Water will walk uphill under its own steam
(New Scientist Via Thomson Dialog NewsEdge)LIQUID droplets have been made to "walk" across horizontal surfaces and even uphill quite literally under their own steam. Such self-propelled liquids could be used to cool microprocessors.
To get droplets of water and other liquids to do this, Heiner Linke and his colleagues from the University of Oregon in Eugene and the University of New South Wales in Sydney, Australia, used a brass surface etched with ratchet-like corrugations at a temperature considerably hotter than the boiling point of the liquid .
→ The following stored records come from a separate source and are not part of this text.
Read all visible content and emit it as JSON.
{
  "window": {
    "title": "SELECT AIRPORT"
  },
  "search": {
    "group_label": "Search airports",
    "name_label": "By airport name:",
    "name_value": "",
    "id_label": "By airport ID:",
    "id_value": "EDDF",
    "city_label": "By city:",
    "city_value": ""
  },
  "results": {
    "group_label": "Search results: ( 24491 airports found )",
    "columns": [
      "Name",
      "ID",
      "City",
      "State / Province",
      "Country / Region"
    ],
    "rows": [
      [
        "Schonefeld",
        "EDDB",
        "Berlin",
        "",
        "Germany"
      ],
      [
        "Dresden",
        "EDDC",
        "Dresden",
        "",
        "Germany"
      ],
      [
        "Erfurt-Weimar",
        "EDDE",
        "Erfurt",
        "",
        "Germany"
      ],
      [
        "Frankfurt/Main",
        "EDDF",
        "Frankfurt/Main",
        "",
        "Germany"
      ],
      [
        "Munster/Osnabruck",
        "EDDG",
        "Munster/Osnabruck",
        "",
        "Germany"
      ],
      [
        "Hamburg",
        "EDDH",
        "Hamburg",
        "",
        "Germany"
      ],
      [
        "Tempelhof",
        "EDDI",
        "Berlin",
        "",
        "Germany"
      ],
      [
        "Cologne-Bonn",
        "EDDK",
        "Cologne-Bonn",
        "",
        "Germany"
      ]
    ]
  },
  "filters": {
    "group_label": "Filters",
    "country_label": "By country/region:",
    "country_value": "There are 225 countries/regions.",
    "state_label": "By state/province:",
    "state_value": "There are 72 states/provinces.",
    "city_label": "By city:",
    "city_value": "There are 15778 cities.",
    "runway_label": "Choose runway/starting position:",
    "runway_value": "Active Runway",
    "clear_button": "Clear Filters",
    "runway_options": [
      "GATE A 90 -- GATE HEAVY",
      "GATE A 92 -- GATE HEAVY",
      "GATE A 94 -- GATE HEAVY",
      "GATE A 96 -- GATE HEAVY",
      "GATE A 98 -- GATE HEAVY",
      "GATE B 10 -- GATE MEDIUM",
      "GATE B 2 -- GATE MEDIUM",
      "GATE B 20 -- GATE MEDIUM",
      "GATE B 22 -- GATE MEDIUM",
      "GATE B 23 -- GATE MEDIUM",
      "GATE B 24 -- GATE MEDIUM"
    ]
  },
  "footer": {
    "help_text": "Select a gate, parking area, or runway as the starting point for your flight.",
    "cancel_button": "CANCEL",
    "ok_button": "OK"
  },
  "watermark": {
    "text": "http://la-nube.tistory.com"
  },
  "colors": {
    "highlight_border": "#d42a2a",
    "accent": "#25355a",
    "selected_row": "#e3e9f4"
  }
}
Because the surface is so hot, 220 C for water droplets, for instance a layer of vapour known as a Leidenfrost layer forms between the surface and the droplet. Suspended on this cushion, the droplet moves easily under the slightest horizontal force and, on the uneven surface, appears to move on its own. "We have observed droplets zooming along at up to 5 centimetres a second," Linke says.
Linke and his colleagues are not yet certain where the horizontal force comes from, but they think that the vapour which is being continually generated between both the liquid and the hot surface escapes from under the droplet and then generates a small propulsive force. "The asymmetry of the ratchet-like surface causes the vapour under the droplet to flow mostly in one direction," says Linke. "And, like a boat on a river, the droplet is dragged along on the vapour flow."
So far, the team has observed the phenomenon in all the liquids they have investigated, including liquid nitrogen, methanol, ethanol and water, with boiling points ranging from ?196 C to 151 C. Typically, the droplets are a millimetre across and the corrugations are 0.1 mm high.
The droplets can accelerate by 1 to 2 metres per second per second. "We have observed the droplets travelling up to a metre, until they eventually evaporate," says Linke. The team also found that the droplets could climb up inclines of up to 10 degrees (www.arxiv.org/physics/0512246
The self-propelled liquids could be used in pumps powered by waste heat from microprocessors, for example. "It would be necessary only to have the liquid in a channel with ratchet-shaped inner walls," he says. "There would be no moving parts and no need for external power." The liquid would carry away the heat, cooling the microprocessor.
While the group has filed for a preliminary patent on such a cooling system, they don't yet know if the system will work at smaller scales. "I am pretty confident that there might be niche applications," says Linke. "But it is too early to say whether the idea might beat [other] competing concepts for microprocessor cooling."